If you don’t set up your business as a separate legal entity, you’re be putting your personal assets at risk every time you sign a contract. Business losses should not mean the loss of your home and savings.
An article on Entrepreneur.com just listed five mistakes small businesses often make early on, most of which you can easily prevent with a little planning:
Failing to set up a written founders’ agreement as soon as you decide to work with someone. As the article points out, most of the litigation over who started Facebook could have been avoided if there had been any written agreement at all.
Starting up while working for someone else but not telling them. Even if you didn’t sign a non-compete agreement, don’t get off to a bad start by letting your current employer wonder whether you’re about to take your expertise right to its customers.
Not researching the various business entity types available. If you don’t choose one, your business’s obligations and assets will be mixed up with your own. There is no right or wrong choice, but each entity type has different investment, operational and tax rules. Base your choice on your management style, risk tolerance, and understanding of -- and ability to comply with -- a variety of tax and regulatory rules. An attorney experienced in business formation and planning is almost always worth the money here.

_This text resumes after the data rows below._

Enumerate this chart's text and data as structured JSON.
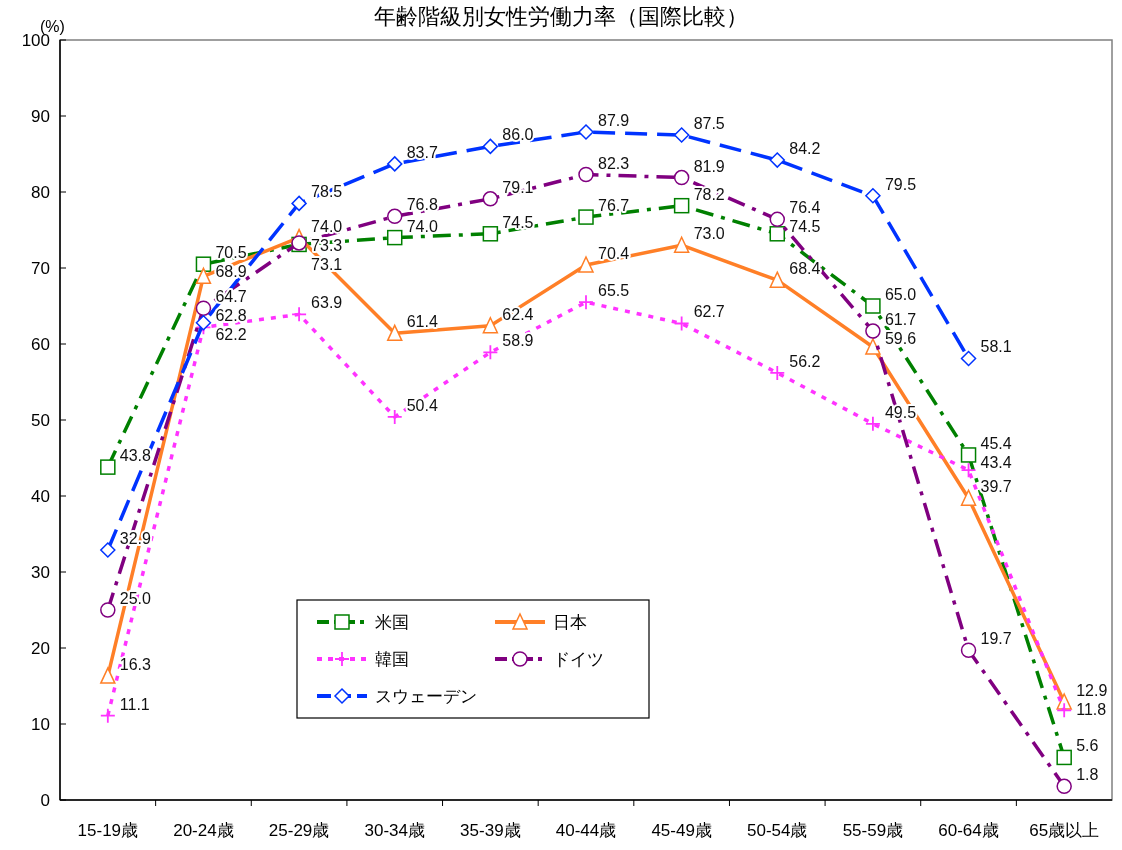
{
  "chart_data": {
    "type": "line",
    "title": "年齢階級別女性労働力率（国際比較）",
    "ylabel": "(%)",
    "categories": [
      "15-19歳",
      "20-24歳",
      "25-29歳",
      "30-34歳",
      "35-39歳",
      "40-44歳",
      "45-49歳",
      "50-54歳",
      "55-59歳",
      "60-64歳",
      "65歳以上"
    ],
    "series": [
      {
        "name": "米国",
        "color": "#008000",
        "marker": "square",
        "line_style": "dashdot",
        "values": [
          43.8,
          70.5,
          73.1,
          74.0,
          74.5,
          76.7,
          78.2,
          74.5,
          65.0,
          45.4,
          5.6
        ],
        "value_labels": [
          "43.8",
          "70.5",
          "73.1",
          "74.0",
          "74.5",
          "76.7",
          "78.2",
          "74.5",
          "65.0",
          "45.4",
          "5.6"
        ]
      },
      {
        "name": "日本",
        "color": "#ff7f27",
        "marker": "triangle",
        "line_style": "solid",
        "values": [
          16.3,
          68.9,
          74.0,
          61.4,
          62.4,
          70.4,
          73.0,
          68.4,
          59.6,
          39.7,
          12.9
        ],
        "value_labels": [
          "16.3",
          "68.9",
          "74.0",
          "61.4",
          "62.4",
          "70.4",
          "73.0",
          "68.4",
          "59.6",
          "39.7",
          "12.9"
        ]
      },
      {
        "name": "韓国",
        "color": "#ff33ff",
        "marker": "cross",
        "line_style": "dotted",
        "values": [
          11.1,
          62.2,
          63.9,
          50.4,
          58.9,
          65.5,
          62.7,
          56.2,
          49.5,
          43.4,
          11.8
        ],
        "value_labels": [
          "11.1",
          "62.2",
          "63.9",
          "50.4",
          "58.9",
          "65.5",
          "62.7",
          "56.2",
          "49.5",
          "43.4",
          "11.8"
        ]
      },
      {
        "name": "ドイツ",
        "color": "#800080",
        "marker": "circle",
        "line_style": "dashdot",
        "values": [
          25.0,
          64.7,
          73.3,
          76.8,
          79.1,
          82.3,
          81.9,
          76.4,
          61.7,
          19.7,
          1.8
        ],
        "value_labels": [
          "25.0",
          "64.7",
          "73.3",
          "76.8",
          "79.1",
          "82.3",
          "81.9",
          "76.4",
          "61.7",
          "19.7",
          "1.8"
        ]
      },
      {
        "name": "スウェーデン",
        "color": "#0033ff",
        "marker": "diamond",
        "line_style": "dashed",
        "values": [
          32.9,
          62.8,
          78.5,
          83.7,
          86.0,
          87.9,
          87.5,
          84.2,
          79.5,
          58.1,
          null
        ],
        "value_labels": [
          "32.9",
          "62.8",
          "78.5",
          "83.7",
          "86.0",
          "87.9",
          "87.5",
          "84.2",
          "79.5",
          "58.1",
          null
        ]
      }
    ],
    "ylim": [
      0,
      100
    ],
    "yticks": [
      0,
      10,
      20,
      30,
      40,
      50,
      60,
      70,
      80,
      90,
      100
    ],
    "legend": "bottom",
    "grid": false
  }
}
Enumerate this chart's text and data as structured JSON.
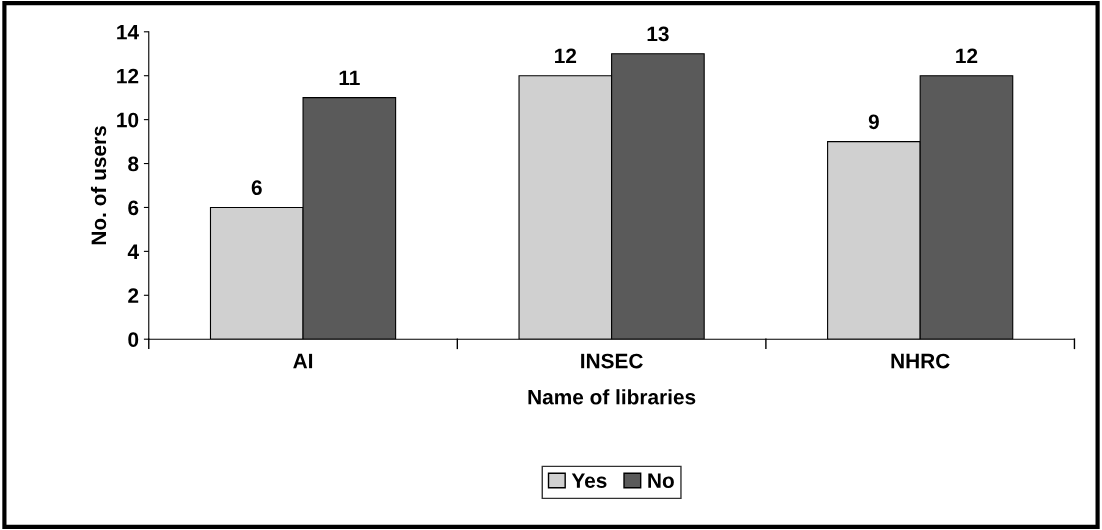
{
  "chart_data": {
    "type": "bar",
    "xlabel": "Name of libraries",
    "ylabel": "No. of users",
    "categories": [
      "AI",
      "INSEC",
      "NHRC"
    ],
    "series": [
      {
        "name": "Yes",
        "color": "#d0d0d0",
        "values": [
          6,
          12,
          9
        ]
      },
      {
        "name": "No",
        "color": "#5a5a5a",
        "values": [
          11,
          13,
          12
        ]
      }
    ],
    "ylim": [
      0,
      14
    ],
    "yticks": [
      0,
      2,
      4,
      6,
      8,
      10,
      12,
      14
    ],
    "data_labels": true,
    "grid": false,
    "legend": "bottom"
  }
}
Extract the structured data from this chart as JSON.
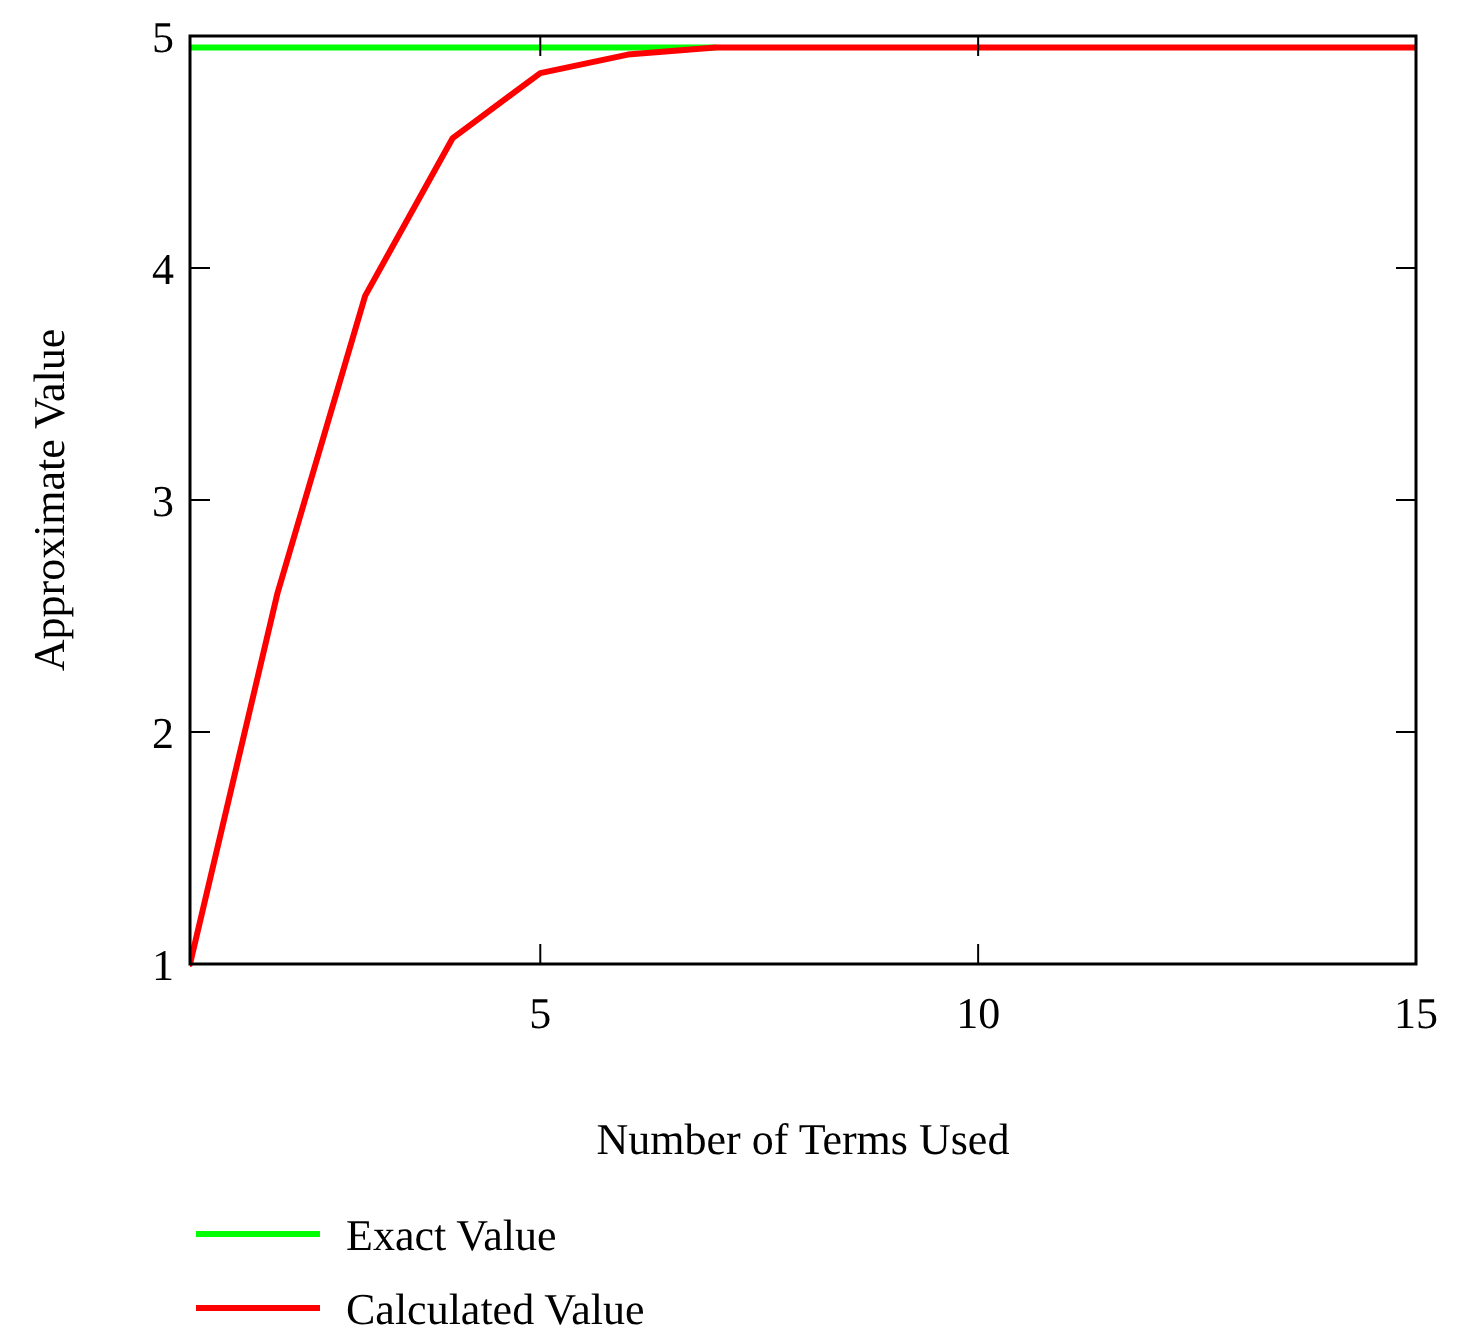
{
  "chart_data": {
    "type": "line",
    "xlabel": "Number of Terms Used",
    "ylabel": "Approximate Value",
    "x": [
      1,
      2,
      3,
      4,
      5,
      6,
      7,
      8,
      9,
      10,
      11,
      12,
      13,
      14,
      15
    ],
    "xlim": [
      1,
      15
    ],
    "xticks": [
      {
        "value": 1,
        "label": null
      },
      5,
      10,
      15
    ],
    "ylim": [
      1,
      5
    ],
    "yticks": [
      1,
      2,
      3,
      4,
      5
    ],
    "legend": "bottom",
    "grid": false,
    "marker": "none",
    "line_style": "solid",
    "series": [
      {
        "name": "Exact Value",
        "color": "#00ff00",
        "values": [
          4.95,
          4.95,
          4.95,
          4.95,
          4.95,
          4.95,
          4.95,
          null,
          null,
          null,
          null,
          null,
          null,
          null,
          null
        ]
      },
      {
        "name": "Calculated Value",
        "color": "#ff0000",
        "values": [
          1,
          2.6,
          3.88,
          4.56,
          4.84,
          4.92,
          4.95,
          4.95,
          4.95,
          4.95,
          4.95,
          4.95,
          4.95,
          4.95,
          4.95
        ]
      }
    ]
  }
}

Failing to follow through with the legal rules for your entity. For example, you can’t just register a corporation with the secretary of state. There are initial and ongoing legal requirements, such as issuing stock, having shareholder and board of director meetings, and filing annual reports. If you don’t “act like a corporation” and you get sued, the courts won’t protect your personal assets.
Ignoring payroll taxes, including your own. Some small businesspeople forget that the IRS assumes you’re getting a reasonable salary and will tax your business as if you are. Also, resist any temptation to skip payroll taxes in tough times -- the potential for penalties and even criminal charges makes paying these a priority.